MARKET REPORT: Home improvement boom boosts Dunelm as shoppers flock back to its bricks-and-mortar stores
Sales boomed at Dunelm as shoppers flocked back to its bricks-and-mortar stores once Covid restrictions loosened over the spring.
Customers stocked up on cushions and bedding as the retailer brought in revenues of £380million in the 13 weeks to June 26.
This was double the same period of last year, which covered the first and strictest UK lockdown.
Soaring sales: Shoppers flocked back to Dunelm’s bricks-and-mortar stores once Covid restrictions loosened over the spring
And it was 44 per cent higher than in 2019, which many view as a better comparator. Over 12 months, Dunelm’s sales have risen by a quarter to more than £1.3billion.
As a result, the group has raised its profit guidance and told the City that it expects to make £158million – ahead of forecasts of £149million to £153million.
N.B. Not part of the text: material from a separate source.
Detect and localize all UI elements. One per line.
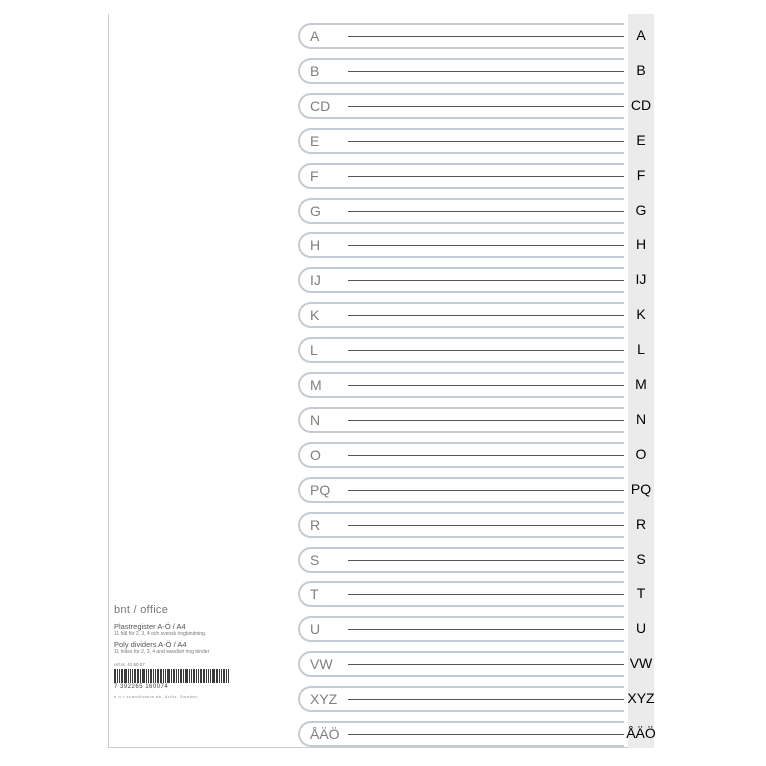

The boom is likely to keep coming, Dunelm added, as consumers ‘improve and refresh their homes’.
Keith Bowman, analyst at Interactive Investor, said: ‘A buoyant housing market and more time at home due to the Covid crisis are likely playing into its hands.’
Despite the good news, Dunelm slid 6.3 per cent, or 90p, to 1349p. Bowman countered that a ‘more than doubling in the share price since pandemic market lows in March 2020 has already priced in much of the good news’.
Stock Watch – Open Orphan
Pharmaceuticals services provider Open Orphan made gains after it reported a double dose of good news.
The AIM-listed group’s Dutch arm, Breda, has clinched a £765,000 contract to assist an unnamed existing client with clinical trials.
And the UK government has expanded a Covid study Open Orphan is working on – alongside the Vaccine Taskforce, Imperial College London and the Royal Free London Hospital – which will recruit around 20 volunteers.
Open Orphan did not say how much more it would earn from the extension. Shares rose 3 per cent, or 0.75p, to 26p.
But others might have clocked the warning that it is seeing some disruption and pressures in its supply chain – understood to be referring to the shortage of shipping containers worldwide that is making it trickier for firms to get products delivered.
After the market had closed, B&Q-owner Kingfisher also revealed it is still benefiting from the extra love and attention people are pouring into doing up their homes.
Britons’ new-found enthusiasm for DIY since Covid struck and the rush of house buying led Kingfisher (down 1.4 per cent, or 5.2p, to 362.3p) to hike its guidance.
It now expects first-half sales to be around 22 per cent higher – it previously said it would be in the teens – and profits to be up to £660million, a sharp increase from forecasts of up to £600million.
Housebuilder Barratt Developments also got in on the act, telling shareholders it would make more than £800million in annual profits as home sales have exploded in the rush to get deals over the line before the end of the stamp duty holiday.
Barratt rose by 2 per cent, or 14.2p, to 711p, but the wider market was gloomier.
The FTSE 100 fell 0.5 per cent, or 33.53 points, to 7091.19, while the FTSE 250 fell 0.8 per cent, or 176.77 points, to 22,750.04 as both were dragged down by travel stocks.
Oil prices rose above $76 a barrel as it emerged that Saudi Arabia and the UAE were close to resolving a dispute that put the future of a production agreement among the entire Opec+ cartel at risk.
The countries are on the brink of striking a deal that will set out how much the member states can gradually start increasing their oil output by.
Brent crude was trading at $76.18 a barrel, while Royal Dutch Shell fell 0.6 per cent, or 8.4p, to 1409p and BP slipped by 0.4 per cent, or 1.15p, to 304.75p.
Beleaguered energy group Tullow Oil bucked the trend, however, rising 1.8 per cent, or 0.94p, to 52.16p after ‘excellent’ progress in the first half.
Elsewhere, David Beckham-backed Guild Esports tumbled 8.8 per cent, or 0.71p, to 7.35p after boss Carleton Curtis made the ‘personal decision’ to step down.
As executive chairman, Carleton had navigated it through its stock market listing last October.
The esports company is setting up its own teams to compete in online video game tournaments, where they play the likes of Fifa and Fortnite. Board director Derek Lew steps in as non-executive chairman.
Over on AIM, non-bank lender Lendinvest had a stellar first day of trading, ending at 197.5p after going public at 186p per share.